La Revue Squire

Loi du 6 août 2012 relative notamment au harcèlement sexuel : nouvelles définitions et nouvelles obligations


Rédigé par Jean-Marc Sainsard le 25 Septembre 2012


LOI n° 2012-954 du 6 août 2012

1. Nouvelles définitions

Le nouvel article 222-33 du Code pénal est ainsi rédigé :

« I – Le harcèlement sexuel est le fait d’imposer à une personne, de façon répétée, des propos ou comportements à connotation sexuelle qui soit portent atteinte à sa dignité, en raison de leur caractère dégradant ou humiliant, soir créent à son encontre une situation intimidante, hostile ou offensante.

II – Est assimilé au harcèlement sexuel le fait, même non répété, d’user de toute forme de pression grave dans le but réel ou apparent d’obtenir un acte de nature sexuelle, que celui-ci soit recherché au profit de l’auteur des faits ou d’un tiers. »

L’article L.1153-1 du Code du travail est ainsi rédigé :

« Aucun salarié ne doit subir des faits :
1° Soit de harcèlement sexuel, constitué par des propos ou comportements à connotation sexuelle répétés qui soit portent atteinte à sa dignité, en raison de leur caractère dégradant ou humiliant, soit créent à son encontre une situation intimidante, hostile ou offensante ;

2° Soit assimilés au harcèlement sexuel, consistant en toute forme de pression grave, même non répétée, exercée dans le but réel ou apparent d’obtenir un acte de nature sexuelle, que celui-ci soit recherché au profit de l’auteur des faits ou d’un tiers. »

2. Nouvelles sanctions pénales

Les nouvelles sanctions pénales, désormais uniquement prévues dans le Code pénal sont aggravées. Les faits constitutifs d’un harcèlement sexuel ou assimilés à du harcèlement sexuel sont punis de deux ans d’emprisonnement et de € 30.000 d’amende. Les sanctions sont portées à trois ans de prison et à € 45.000 d’amende en cas de circonstances aggravantes (faits commis sur un mineur de moins de 15 ans, par une personne qui abuse de l’autorité que lui confèrent ses fonctions, par plusieurs personnes agissant en qualité d’auteur ou de complice ou sur des personnes vulnérables – personnes âgées, enceintes, infimes, déficients physique ou psychique…).

Les peines prévues en cas de harcèlement moral sont également, et au passage, doublées pour être portées à deux ans d’emprisonnement et € 30.000 d’amende au plus.


3. Nouvelles obligations pour les entreprises

De nouvelles obligations pour les entreprises dans les domaines du harcèlement moral ou sexuel

a) Toute entreprise est tenue d’afficher dans les lieux de travail le texte de l’article 222-33-2 du Code pénal relatif au harcèlement moral et celui de l’article 222-33 relatif au harcèlement sexuel. Ce texte sur le harcèlement sexuel doit également être affiché dans les locaux ou à la porte des locaux où se fait l’embauche.

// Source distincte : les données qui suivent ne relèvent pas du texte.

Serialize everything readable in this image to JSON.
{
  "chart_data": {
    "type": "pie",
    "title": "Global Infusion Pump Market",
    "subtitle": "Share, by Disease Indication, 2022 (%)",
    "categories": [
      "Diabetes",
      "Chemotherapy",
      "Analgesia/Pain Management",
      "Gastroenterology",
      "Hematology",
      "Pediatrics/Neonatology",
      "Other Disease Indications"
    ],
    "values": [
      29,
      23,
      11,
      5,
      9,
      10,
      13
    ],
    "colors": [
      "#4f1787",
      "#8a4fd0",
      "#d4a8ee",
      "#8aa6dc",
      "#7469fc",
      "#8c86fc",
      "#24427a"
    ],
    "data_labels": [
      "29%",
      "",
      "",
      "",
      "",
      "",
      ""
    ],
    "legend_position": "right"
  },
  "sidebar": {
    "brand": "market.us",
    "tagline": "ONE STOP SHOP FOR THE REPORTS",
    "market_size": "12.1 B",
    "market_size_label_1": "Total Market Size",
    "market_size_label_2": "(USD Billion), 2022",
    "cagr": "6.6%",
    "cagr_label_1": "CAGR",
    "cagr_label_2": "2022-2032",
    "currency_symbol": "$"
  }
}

Les règlements intérieurs des entreprises de plus de 20 salariés devront être actualisées.

b) u[Le nouvel article L.4121-2 du Code du travail étendu l’obligation de prévention du harcèlement moral, à laquelle toute entreprise est tenue, au harcèlement sexuel.

Il appartient donc à l’employeur de prendre toutes mesures de prévention nécessaires en vue d’empêcher la survenance d’agissements de harcèlement moral et de harcèlement sexuel. L’employeur ayant une obligation de résultat, la survenance de tels faits engage nécessairement sa responsabilité.

A noter également que les délégués du personnel voient leur droit d’alerte portant sur les atteintes aux libertés individuelles, aux droits des salariés, à leur santé physique et mentale, étendu désormais aux situations de harcèlement moral ou sexuel.

4. Nouveau motif de discrimination illicite

Un nouveau motif de discrimination illicite fondée sur l’identité sexuelle est introduite dans le Code du travail. Cette discrimination concerne les personnes transsexuelles ou transgenres. Désormais, l’identité sexuelle ne peut justifier la mise à l’écart d’une procédure de recrutement ou l’accès à un stage, une sanction, un licenciement ou une mesure discriminatoire directe ou indirecte. Les sanctions pénales visées à l’article 225-1 du Code pénal (modifié) sont de trois ans d’emprisonnement et de € 45.000 d’amende.